Tag Archives: Expatriates

Hemingway’s Paris still pulls at the heartstrings | Financial Times

A century on from the American writer’s ‘very poor and very happy’ days in the city, Stanley Stewart goes in search of his favourite haunts

By Stanley Stewart, October 19 2022

When good Americans die, wrote Oscar Wilde, they all go to Paris. Of course, Americans can be impatient people, and quite a few, hoping to beat the queues, don’t wait for death. Many good American writers, plus quite a few British and Irish writers, have made their way to Paris with the idea that in the City of Light they will be able to find their literary voice in a way that would not be possible in Des Moines or Darlington or Dublin. Or at least get a seat on the terrasse of Café de Flore.

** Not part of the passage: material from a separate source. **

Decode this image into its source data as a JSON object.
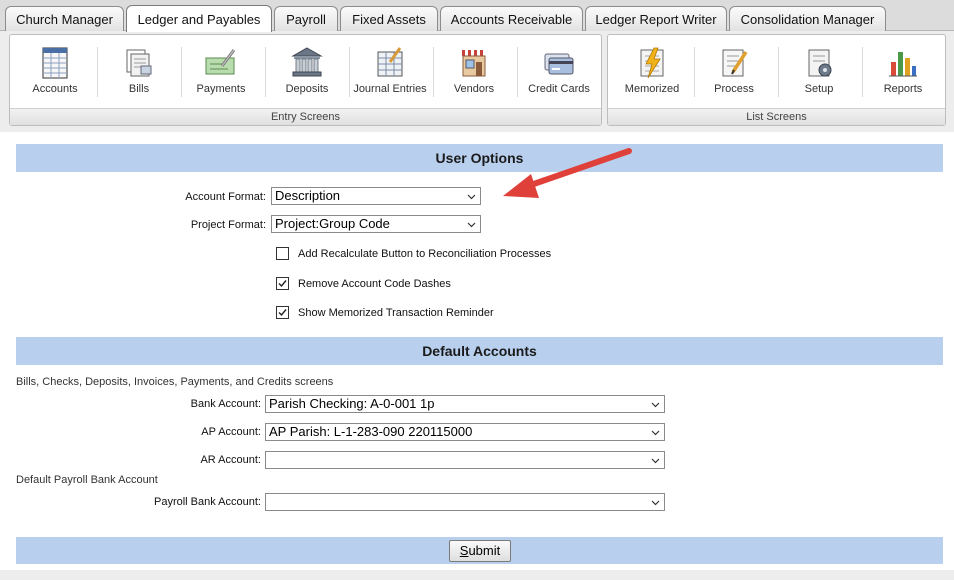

A hundred years ago, Ernest Hemingway, arguably the most famous of the American literary expatriates, first climbed the stairs with his wife Hadley, past the shared toilets on each landing, to their cramped fourth floor flat in 74 Rue du Cardinal Lemoine. The apartment, Hemingway wrote to a friend back home in Chicago, “would not be uncomfortable to anyone used to a Michigan outhouse”. Hemingway was only 22, and hadn’t yet written anything of note. The couple were sustained by Hadley’s small trust fund and by news stories that Hemingway filed to the Toronto Star.